JohnRobert Gimler, a student in URI’s International Engineering Program, who is also earning a bachelor’s degree in German, was chosen from a national pool of 75 candidates to participate in a fully funded educational exchange program that has sent him to Berlin for eight weeks.
Gimler described the application process as stressful and thrilling. Each morning he woke up early to practice his German to ace the interview. The thrill, though was in the waiting.
The goal of the fellowship is to increase diversity among U.S. undergraduates with international experience. Strong preference is given to applicants who come from backgrounds underrepresented in international exchange such as veterans, first-generation college students, STEM majors, Pell Grant recipients and members of minority communities.
Gimler’s unique approach to nonviolent conflict resolution is what he feels set him apart from other applicants and led to his acceptance into the 2018 fellowship program.
“Knowing that I had the chance to intern in another country while putting my knowledge of the German language to the test gave me goosebumps,” explained the Raynham, Mass. resident. “Now 3,900 miles from home, I am using my weekends to absorb all of the tourist attractions the city has to offer but during the week, I will be working at Atelier Automotive, restoring and selling antique French and Swedish cars.”

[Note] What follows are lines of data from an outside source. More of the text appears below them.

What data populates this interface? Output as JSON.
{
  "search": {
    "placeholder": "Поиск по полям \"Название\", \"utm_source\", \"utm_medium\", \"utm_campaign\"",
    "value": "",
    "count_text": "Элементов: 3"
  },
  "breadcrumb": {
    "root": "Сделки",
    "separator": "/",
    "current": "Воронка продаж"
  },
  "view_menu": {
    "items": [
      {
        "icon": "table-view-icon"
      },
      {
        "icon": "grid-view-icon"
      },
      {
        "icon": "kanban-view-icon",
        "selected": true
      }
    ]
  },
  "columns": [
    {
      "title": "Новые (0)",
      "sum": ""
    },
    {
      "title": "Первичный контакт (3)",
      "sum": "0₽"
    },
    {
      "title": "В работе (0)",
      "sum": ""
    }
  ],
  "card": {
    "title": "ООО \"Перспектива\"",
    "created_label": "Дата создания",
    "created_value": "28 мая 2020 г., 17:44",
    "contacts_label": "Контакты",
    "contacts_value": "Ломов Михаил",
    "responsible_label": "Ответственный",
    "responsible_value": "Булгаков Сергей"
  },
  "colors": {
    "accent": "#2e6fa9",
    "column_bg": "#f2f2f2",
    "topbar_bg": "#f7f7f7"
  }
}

The Cultural Vistas Fellowship focuses on cultural immersion and professional experience. Students are assigned to cohorts and spend eight weeks in either Argentina, Berlin, or Hong Kong. While abroad, the students gain work experience through internships at organizations related to their academic majors or career goals. These diverse internship placements range from think tanks to community nonprofits to startups.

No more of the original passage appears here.